Anyone have any stories about races they've done, which in hindsite, should not have been started?
What were the reasons you shouldn't have started? We're their any long term (or short term) physical consequences?
my reason for asking is my current mental and physical state, as I get ready for my next race. I'm not where I thought I would be, and am questioning my sanity.
Trail and Ultra Running User Group
Le professeur de trail
My last three races dating back to April 2012. All were ones I started in less than stellar shape and nagging injuries. Needless to say I finished all of them. I suffered after all with the same nagging injuries a little worse and had to take things slow and easy for a while. I had fun and don't necessarily regret running them but just wasn't smart in hindsight. But I never said I was smart.
The incarnation of peacefulness and patience
You can only regret it f it goes poorly. I have two experiences that I can share and they have contrasting results.
Before the Laurel Highlands 70 miler last year, I was suffering from severe Lyme Disease symptoms. On top of that, I had a some kind of flu bug that had my stomach really messed up. I decided to start the race knowing I should be home in bed. After 19 miles, I stepped off the trail and called it a day. No long lasting issues, just a bad decision. I should have resting but I wanted to be out there with my buddies.
This year, at the Antelope Island 100, I was really sick from some bug I picked up in Jamaica. I was sick, tried and felt awful. I decided to start the race and TRY to run the first 19 miles. I ended up running 100 miles and finished in 9th overall.
The point is, its a tough call and you'll never really know what might happen if you go out to start the race, unless you decide to actually go do it. I guess you need to weigh the value of a DNF over DNS. For me, I would rather DNF and the Antelope Island race has only reaffirmed that decision.
Faster Than Your Couch!
No regrets, although I've had one or two pretty tough races. But I always convince myself that it was a good race, and over time, this is what stays in my memory.
I overheated once in a race, and I did not foresee this at all - temps were fairly low (80's), just higher humidity, but I thought I was used to that. So I do not regret having started the race, I just feel a bit bad about my performance there.
Run for fun.
Last year at Leadville 100 I wrenched my back about 10 days befor the start. Since everything was paid for and the arrangements made, I went anyway. It didn't get better before the start and I probably should have taken the DNS, but I gave it a shot and made it 50 miles for my first ever DNF.

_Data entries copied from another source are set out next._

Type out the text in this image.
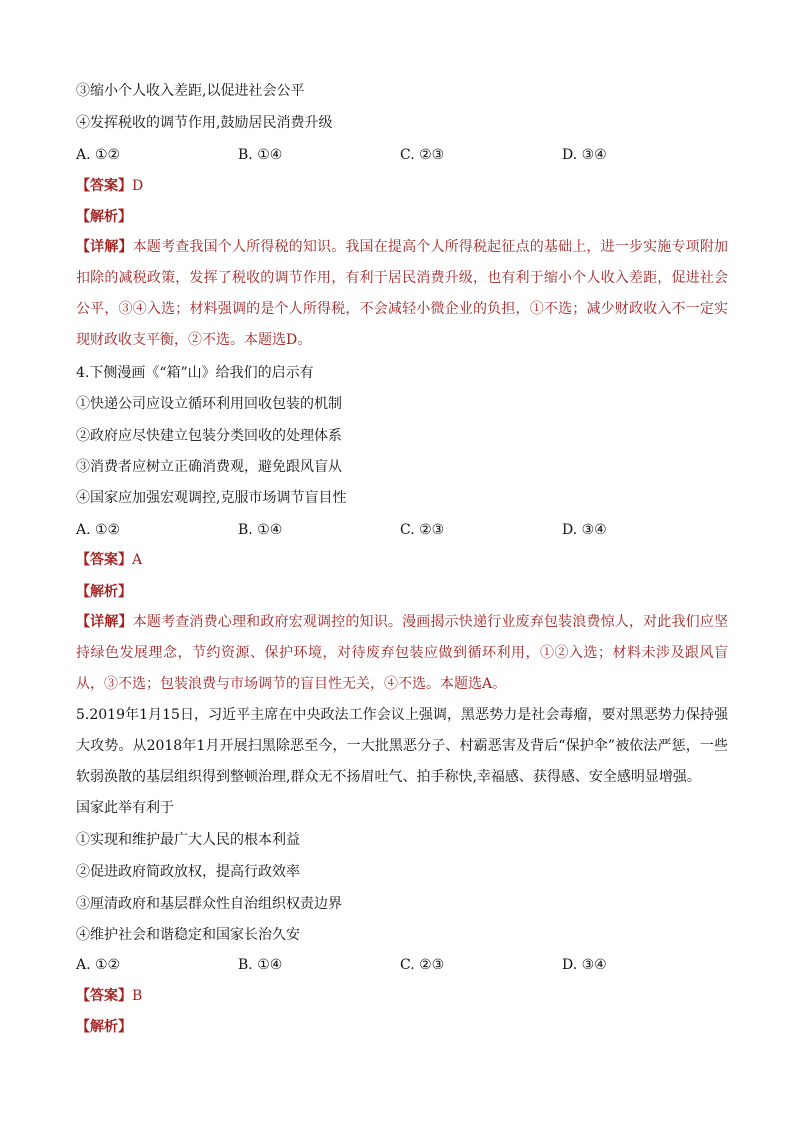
③缩小个人收入差距,以促进社会公平
④发挥税收的调节作用,鼓励居民消费升级
A. ①②	B. ①④	C. ②③	D. ③④
【答案】D
【解析】
【详解】本题考查我国个人所得税的知识。我国在提高个人所得税起征点的基础上，进一步实施专项附加扣除的减税政策，发挥了税收的调节作用，有利于居民消费升级，也有利于缩小个人收入差距，促进社会公平，③④入选；材料强调的是个人所得税，不会减轻小微企业的负担，①不选；减少财政收入不一定实现财政收支平衡，②不选。本题选D。
4.下侧漫画《“箱”山》给我们的启示有
①快递公司应设立循环利用回收包装的机制
②政府应尽快建立包装分类回收的处理体系
③消费者应树立正确消费观，避免跟风盲从
④国家应加强宏观调控,克服市场调节盲目性
A. ①②	B. ①④	C. ②③	D. ③④
【答案】A
【解析】
【详解】本题考查消费心理和政府宏观调控的知识。漫画揭示快递行业废弃包装浪费惊人，对此我们应坚持绿色发展理念，节约资源、保护环境，对待废弃包装应做到循环利用，①②入选；材料未涉及跟风盲从，③不选；包装浪费与市场调节的盲目性无关，④不选。本题选A。
5.2019年1月15日，习近平主席在中央政法工作会议上强调，黑恶势力是社会毒瘤，要对黑恶势力保持强大攻势。从2018年1月开展扫黑除恶至今，一大批黑恶分子、村霸恶害及背后“保护伞”被依法严惩，一些软弱涣散的基层组织得到整顿治理,群众无不扬眉吐气、拍手称快,幸福感、获得感、安全感明显增强。
国家此举有利于
①实现和维护最广大人民的根本利益
②促进政府简政放权，提高行政效率
③厘清政府和基层群众性自治组织权责边界
④维护社会和谐稳定和国家长治久安
A. ①②	B. ①④	C. ②③	D. ③④
【答案】B
【解析】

No regrets though. However this summer I'll be there again, a little unfinished business (also taking better care of my back.)
Next up: I think a 50 miler in April.
I have just one DNF to my discredit. In retrospect I was young, inexperienced, ill prepared, lacked guidance from more experienced runners and probably had no business being out there in the first place (except maybe to learn a lesson). No permanent damage.
As long as I feel like I’ve done all that I can with the body I have on a given race day, there is no reason for regrets. I think I’m more likely to be disappointed by a race I’ve finished - with something left in the tank - than a race I’ve dropped out of totally expended.
Thread killer ..
Badly sprained ankle 2 weeks before a race I really wanted to do . At about mile 16 in the race I rolled it on a rocky downhill and was done . Should have let it heal and raced another day .
Had some emergency dental surgery the day before a race , decided to do anyway . The Dentist warned me I might have some trouble at elevation , the race was at elevation . Couldn't walk in a straight line let alone run over 8,000' , dizzy and just weird feeling . Pulled at 11 miles should have listened to the Dentist's warning .
I tend to regret signing up for every race on the morning of the race, but I usually feel that it worth it immediately afterward, or the next day. I think a lot of race preparation is mental. There are the miles, of course, but the head game seems to be where they real hurdles are.
Muir Woods from Stinson in 2008. I entered the 18 mile race. It was the morning of the Family Easter up the coast. I bailed at Pantoll and waited for my ride who was in the 7 mile race. We both fell going down Matt Davis, and I never made it to the Extended Family event that afternoon.
Looking back It was a dumb idea to try to fit a race in, and ditch my family.